Thursday, September 3, 2009

Competitive Advantage

Its been a while since the last post. School's busy, and i think i need to rev up my engine more to get back into the right gear. I wonder how i managed to go through 8 hours of sitting in a single position chewing through pages of AFA text book a year ago....

Anyway, I shouldn't be complaining so much as there is some form of synergy in my courses this year. I'm doing 'governance, risk and assurance', 'strategy', 'advanced management acct (AMA)' and 'tax planning' now. The 3 courses have a underlying theme running through them - you've got to understand your business, both at industry level, and at a process level.

The strategy course is taught in the 'case' method, which is an awesome learning experience, but super heavy in terms of course work. No pain no gain i guess.

Did an industry analysis on the airline industry last week and another on the carbonated soft drink industry this week. Its amazing how clearly Porter 5 shows us where does the profit flows to. I was inspired by my case study of Apple to understand IBM better. Read the book "Who say elephant can't dance" and must say that when we see what we learn in the class room applied by someone who did it so well, learning becomes a lot more interesting.

Anyway, during AMA class, our prof told us to apply different strategic analysis tool to ourselves and analyse what we should do with our self.

The SWOT framework works great on individuals too. Listing down my strengths and weakness, i think that i'm not exactly good for nothing, but also not great at anything. Hopefully being good in a few things would one day lead a great thing. Is this a true sustainable competitive advantage? NO, cuz anyone can emulate you with enough hard work. So the key is to constantly improve, learn and grow.

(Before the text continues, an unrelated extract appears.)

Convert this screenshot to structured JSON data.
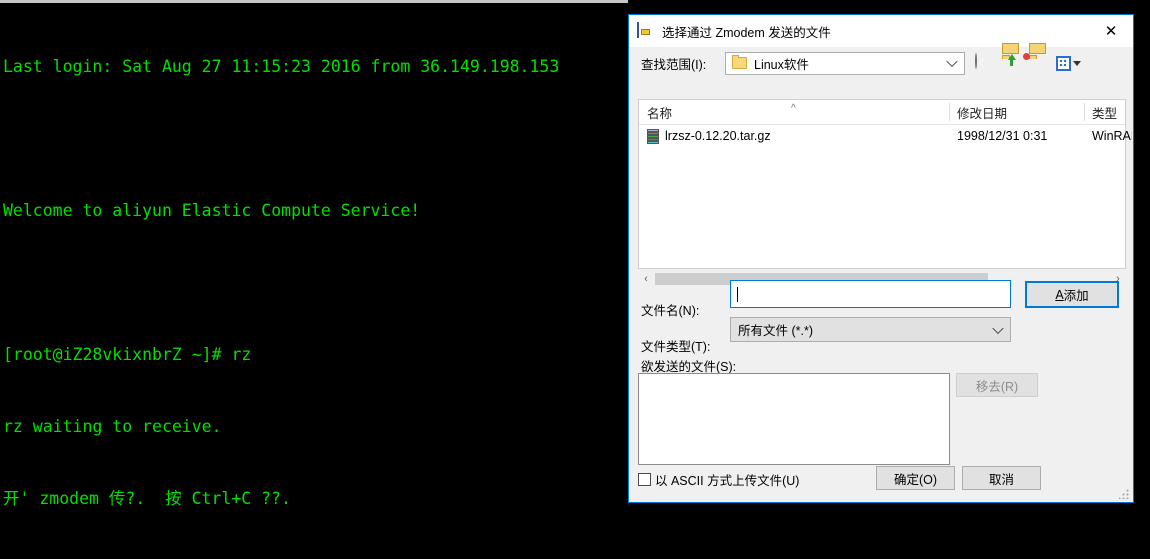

Applying the hedgehog concept, i think we can define what we want to do better.



I hope my self assessment is not too off. But honestly, the best analysis is sometimes futile. Part luck part hard work. Hopefully, it will all payoff one day.

By the way, of the 11 companies that was profiled in Good to Great, Fannie mae has gone under govermental ownership, and Circuit city has gone into liquidation.

We should feel happy when every thing kinda crashes around us, cuz life cannot get much worse after this. The converse is true. It is time to be truly worried when one is riding on a high, cuz mean reversion is ultimately one of the strongest forces.